“But you can’t live in the cart in winter,” objected Nell.

“We did last winter, and the winter before too. We backed the cart under a bluff, made a platform with a bit of sheet iron across the shafts, lifted the stove up on to that, and was just as cosy as chipmunks, I can tell you,” said the boy, who was eagerly eyeing Nell’s cooking operations.

“As you say I couldn’t find this place where you live without help, will you let me walk back with you, because I want to see your sick man?” she asked, rather anxiously.

The boy stared at her in undisguised amazement. “Do you mean you are wanting to tramp all the way to Goat’s Gulch, just to see whether old Doss is fit to eat one of your pies?” he demanded.

“I should not like him to have one unless he is fit for it,” Nell said, with a smile. “But if you are willing to let me go with you and will do an errand for me first, I will give you a nice pie to eat when the errand is done, and a big glass of lemonade to drink with it.”

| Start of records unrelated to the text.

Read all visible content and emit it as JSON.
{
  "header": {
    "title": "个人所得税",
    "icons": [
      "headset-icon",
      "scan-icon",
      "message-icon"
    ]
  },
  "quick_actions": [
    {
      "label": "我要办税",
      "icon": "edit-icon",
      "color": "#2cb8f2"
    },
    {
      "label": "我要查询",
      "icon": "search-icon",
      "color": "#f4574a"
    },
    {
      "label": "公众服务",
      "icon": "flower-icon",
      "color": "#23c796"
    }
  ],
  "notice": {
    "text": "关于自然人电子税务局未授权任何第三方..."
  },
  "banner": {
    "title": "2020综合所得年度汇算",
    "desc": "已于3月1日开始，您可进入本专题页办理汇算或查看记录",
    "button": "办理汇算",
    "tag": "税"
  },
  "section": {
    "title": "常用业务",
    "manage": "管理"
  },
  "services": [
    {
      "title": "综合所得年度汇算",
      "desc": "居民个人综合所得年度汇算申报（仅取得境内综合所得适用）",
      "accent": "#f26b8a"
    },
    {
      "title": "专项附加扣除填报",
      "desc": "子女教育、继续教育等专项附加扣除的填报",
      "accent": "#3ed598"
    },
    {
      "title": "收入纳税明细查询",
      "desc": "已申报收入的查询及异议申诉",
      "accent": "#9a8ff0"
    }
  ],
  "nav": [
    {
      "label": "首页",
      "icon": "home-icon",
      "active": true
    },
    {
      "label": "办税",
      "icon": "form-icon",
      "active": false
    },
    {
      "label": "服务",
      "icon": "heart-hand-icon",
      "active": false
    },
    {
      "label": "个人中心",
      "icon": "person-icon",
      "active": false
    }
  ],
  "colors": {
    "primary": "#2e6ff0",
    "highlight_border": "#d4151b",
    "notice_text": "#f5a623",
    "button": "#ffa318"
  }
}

“I’ll take you, though I ain’t, so to speak, much given to walking out with young ladies. What is the errand?” He smacked his lips appreciatively as he looked at the pies; then stuffed his hands deeper in his pockets as he waited to know what was really required of him.

Nell scribbled a few words on a piece of paper, and asked him to carry it across to Mrs. Peters, the station-master’s wife, and wait for an answer.

When the boy had gone on his errand she hurried to get her morning’s baking done, and to arrange matters so that she could leave for a few hours.

The answer sent back by Mrs. Peters was brief and to the point, for she had simply turned Nell’s piece of paper over, and written on the other side in very big letters, “I’ll be there.”

Nell put a big pie on a plate, poured out a glass of lemonade, and bade the boy sit down on the doorstep to eat his lunch.